Accurately identifying the species present in an ecosystem is vital to lake managers and successful bioassessment programs. This is particularly important when monitoring cyanobacteria, as numerous taxa produce toxins and can have major negative impacts on aquatic ecosystems. Increasingly, DNA-based techniques such as metabarcoding are being used for measuring aquatic biodiversity, as they could accelerate processing time, decrease costs and reduce some of the biases associated with traditional light microscopy. Despite the continuing use of traditional microscopy and the growing use of DNA metabarcoding to identify cyanobacteria assemblages, methodological comparisons between the two approaches have rarely been reported from a wide suite of lake types. Here, we compare planktonic cyanobacteria assemblages generated by inverted light microscopy and DNA metabarcoding from a 379-lake dataset spanning a longitudinal and trophic gradient. We found moderate levels of congruence between methods at the broadest taxonomic levels (i.e., Order, RV=0.40, p < 0.0001). This comparison revealed distinct cyanobacteria communities from lakes of different trophic states, with Microcystis, Aphanizomenon and Dolichospermum dominating with both methods in eutrophic and hypereutrophic sites. This finding supports the use of either method when monitoring eutrophication in lake surface waters. The biggest difference between the two methods was the detection of picocyanobacteria, which are typically underestimated by light microscopy. This reveals that the communities generated by each method currently are complementary as opposed to identical and promotes a combined-method strategy when monitoring a range of trophic systems. For example, microscopy can provide measures of cyanobacteria biomass, which are critical data in managing lakes. Going forward, we believe that molecular genetic methods will be increasingly adopted as reference databases are routinely updated with more representative sequences and will improve as cyanobacteria taxonomy is resolved with the increase in available genetic information.

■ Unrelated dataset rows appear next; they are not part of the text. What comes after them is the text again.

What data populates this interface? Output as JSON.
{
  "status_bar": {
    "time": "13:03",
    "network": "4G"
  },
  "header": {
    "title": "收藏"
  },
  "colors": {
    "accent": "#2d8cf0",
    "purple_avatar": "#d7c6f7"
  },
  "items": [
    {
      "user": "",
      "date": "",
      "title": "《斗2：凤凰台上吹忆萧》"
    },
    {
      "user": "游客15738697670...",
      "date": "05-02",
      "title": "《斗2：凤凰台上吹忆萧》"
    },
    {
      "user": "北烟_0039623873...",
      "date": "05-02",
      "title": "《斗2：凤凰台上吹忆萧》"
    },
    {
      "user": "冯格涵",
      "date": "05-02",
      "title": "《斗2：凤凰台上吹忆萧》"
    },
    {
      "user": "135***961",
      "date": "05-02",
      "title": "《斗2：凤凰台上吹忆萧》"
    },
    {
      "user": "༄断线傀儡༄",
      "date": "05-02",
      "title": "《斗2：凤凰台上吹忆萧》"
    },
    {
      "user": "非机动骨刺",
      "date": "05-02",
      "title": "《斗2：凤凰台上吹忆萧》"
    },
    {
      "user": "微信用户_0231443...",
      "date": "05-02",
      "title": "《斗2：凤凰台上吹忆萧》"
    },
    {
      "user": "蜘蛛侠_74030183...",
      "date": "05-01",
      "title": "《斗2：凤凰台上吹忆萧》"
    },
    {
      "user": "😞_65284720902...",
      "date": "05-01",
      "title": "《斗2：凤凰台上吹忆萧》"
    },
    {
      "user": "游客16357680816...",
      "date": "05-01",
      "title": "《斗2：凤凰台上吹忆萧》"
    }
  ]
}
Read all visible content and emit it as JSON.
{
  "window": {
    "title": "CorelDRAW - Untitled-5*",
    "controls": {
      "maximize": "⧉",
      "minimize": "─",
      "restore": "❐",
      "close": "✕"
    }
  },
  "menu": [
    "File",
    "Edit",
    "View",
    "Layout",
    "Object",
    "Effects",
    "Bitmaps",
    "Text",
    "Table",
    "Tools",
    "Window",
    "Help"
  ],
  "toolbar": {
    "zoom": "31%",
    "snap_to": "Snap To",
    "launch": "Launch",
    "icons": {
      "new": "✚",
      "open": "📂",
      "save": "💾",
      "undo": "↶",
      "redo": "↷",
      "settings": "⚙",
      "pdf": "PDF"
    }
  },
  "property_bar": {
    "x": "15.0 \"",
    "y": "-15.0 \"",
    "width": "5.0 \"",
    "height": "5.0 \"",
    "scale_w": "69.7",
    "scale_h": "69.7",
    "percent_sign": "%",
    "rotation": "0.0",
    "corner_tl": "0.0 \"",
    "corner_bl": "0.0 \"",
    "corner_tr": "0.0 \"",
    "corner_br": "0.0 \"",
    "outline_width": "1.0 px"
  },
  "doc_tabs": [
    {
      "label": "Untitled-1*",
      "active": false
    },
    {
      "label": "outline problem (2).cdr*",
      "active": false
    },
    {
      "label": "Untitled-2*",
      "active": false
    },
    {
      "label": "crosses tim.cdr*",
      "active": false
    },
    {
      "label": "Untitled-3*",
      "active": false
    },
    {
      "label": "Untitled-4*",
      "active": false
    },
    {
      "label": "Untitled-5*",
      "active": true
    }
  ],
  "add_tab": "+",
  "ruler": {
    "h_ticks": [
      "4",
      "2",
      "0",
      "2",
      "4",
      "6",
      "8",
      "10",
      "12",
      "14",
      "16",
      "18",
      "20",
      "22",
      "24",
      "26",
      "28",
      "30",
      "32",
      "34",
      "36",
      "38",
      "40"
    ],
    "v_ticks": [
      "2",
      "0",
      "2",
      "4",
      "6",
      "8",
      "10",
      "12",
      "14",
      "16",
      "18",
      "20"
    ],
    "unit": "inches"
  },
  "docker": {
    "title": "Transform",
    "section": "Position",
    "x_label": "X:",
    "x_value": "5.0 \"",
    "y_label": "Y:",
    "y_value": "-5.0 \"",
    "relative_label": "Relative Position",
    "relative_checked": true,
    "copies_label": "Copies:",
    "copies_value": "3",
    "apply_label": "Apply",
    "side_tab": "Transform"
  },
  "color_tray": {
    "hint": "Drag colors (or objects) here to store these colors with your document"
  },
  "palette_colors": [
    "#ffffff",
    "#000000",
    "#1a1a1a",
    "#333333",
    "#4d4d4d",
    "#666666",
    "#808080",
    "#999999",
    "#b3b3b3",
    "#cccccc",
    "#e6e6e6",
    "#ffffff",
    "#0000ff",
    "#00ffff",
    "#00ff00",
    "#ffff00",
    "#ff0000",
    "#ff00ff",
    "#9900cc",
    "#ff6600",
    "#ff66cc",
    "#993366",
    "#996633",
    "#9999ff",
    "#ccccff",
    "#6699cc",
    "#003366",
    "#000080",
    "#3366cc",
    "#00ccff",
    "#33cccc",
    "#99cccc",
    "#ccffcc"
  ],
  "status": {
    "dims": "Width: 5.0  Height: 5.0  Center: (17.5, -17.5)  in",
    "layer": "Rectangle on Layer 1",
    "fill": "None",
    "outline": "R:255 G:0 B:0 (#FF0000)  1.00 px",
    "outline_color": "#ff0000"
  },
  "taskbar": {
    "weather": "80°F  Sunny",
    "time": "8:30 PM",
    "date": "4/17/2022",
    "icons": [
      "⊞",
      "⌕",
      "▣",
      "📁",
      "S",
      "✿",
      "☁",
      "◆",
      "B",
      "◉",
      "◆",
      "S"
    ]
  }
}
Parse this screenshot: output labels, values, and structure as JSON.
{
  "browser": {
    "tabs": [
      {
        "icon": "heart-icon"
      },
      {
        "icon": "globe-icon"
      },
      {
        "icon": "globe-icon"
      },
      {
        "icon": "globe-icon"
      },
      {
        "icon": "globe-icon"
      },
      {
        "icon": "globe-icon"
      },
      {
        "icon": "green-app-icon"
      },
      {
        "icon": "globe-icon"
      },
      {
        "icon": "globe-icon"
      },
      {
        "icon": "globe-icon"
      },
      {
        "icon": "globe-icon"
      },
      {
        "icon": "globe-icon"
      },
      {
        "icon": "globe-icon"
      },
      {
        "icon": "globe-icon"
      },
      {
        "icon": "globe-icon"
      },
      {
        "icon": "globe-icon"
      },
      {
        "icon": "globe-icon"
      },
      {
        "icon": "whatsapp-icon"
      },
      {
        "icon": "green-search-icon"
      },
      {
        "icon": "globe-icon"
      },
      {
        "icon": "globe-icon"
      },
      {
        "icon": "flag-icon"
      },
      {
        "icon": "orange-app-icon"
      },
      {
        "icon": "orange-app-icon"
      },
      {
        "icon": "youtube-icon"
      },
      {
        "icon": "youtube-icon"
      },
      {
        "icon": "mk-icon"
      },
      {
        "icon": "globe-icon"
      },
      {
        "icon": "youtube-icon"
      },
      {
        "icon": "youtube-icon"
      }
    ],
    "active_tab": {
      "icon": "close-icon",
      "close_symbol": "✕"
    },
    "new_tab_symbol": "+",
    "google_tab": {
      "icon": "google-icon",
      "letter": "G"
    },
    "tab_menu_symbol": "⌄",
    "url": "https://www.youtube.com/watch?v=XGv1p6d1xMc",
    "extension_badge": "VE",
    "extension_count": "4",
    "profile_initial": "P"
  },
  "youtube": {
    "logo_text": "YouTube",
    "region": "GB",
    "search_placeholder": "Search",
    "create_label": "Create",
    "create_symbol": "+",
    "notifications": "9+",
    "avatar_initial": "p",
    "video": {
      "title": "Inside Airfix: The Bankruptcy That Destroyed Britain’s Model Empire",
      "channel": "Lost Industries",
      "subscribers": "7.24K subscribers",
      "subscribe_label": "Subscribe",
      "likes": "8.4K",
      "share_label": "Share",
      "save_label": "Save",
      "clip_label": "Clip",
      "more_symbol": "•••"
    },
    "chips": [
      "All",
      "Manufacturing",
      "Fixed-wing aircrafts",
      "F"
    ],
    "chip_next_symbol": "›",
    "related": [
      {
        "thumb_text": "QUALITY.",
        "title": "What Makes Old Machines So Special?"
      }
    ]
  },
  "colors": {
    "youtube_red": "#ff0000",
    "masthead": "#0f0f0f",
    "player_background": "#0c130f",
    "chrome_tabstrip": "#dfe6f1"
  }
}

准确识别生态系统中存在的物种对湖泊管理者和成功的生物评估计划至关重要。在监测蓝藻时,这一点尤为重要,因为许多蓝藻属会产生毒素,并对水生生态系统造成重大负面影响。越来越多的基于 DNA 的技术,如 metabarcoding,正被用于测量水生生物多样性,因为它们可以加速处理时间、降低成本,并减少与传统显微镜相关的一些偏差。尽管传统显微镜仍在继续使用,并且 DNA metabarcoding 越来越多地用于识别蓝藻组合,但从广泛的湖泊类型来看,这两种方法之间的方法比较很少有报道。在这里,我们比较了通过倒置显微镜和 DNA metabarcoding 从跨越纵向和营养梯度的 379 个湖泊数据集生成的浮游蓝藻组合。我们发现,在最广泛的分类学水平(即目,RV=0.40,p<0.0001)上,两种方法之间存在中等程度的一致性。这种比较揭示了不同营养状态湖泊的独特蓝藻群落,微囊藻、鱼腥藻和束丝藻在富营养化和超富营养化地区用这两种方法都占主导地位。这一发现支持在监测湖泊地表水富营养化时使用这两种方法中的任何一种。这两种方法之间最大的区别是对微微型蓝藻的检测,这些蓝藻通常被显微镜低估。这表明,这两种方法所产生的群落目前是互补的,而不是相同的,并在监测一系列营养系统时促进了联合方法策略。例如,显微镜可以提供蓝藻生物量的测量,这是管理湖泊的关键数据。展望未来,我们相信随着参考数据库定期更新更具代表性的序列,以及随着可用遗传信息的增加解决蓝藻分类学问题,分子遗传方法将越来越被采用。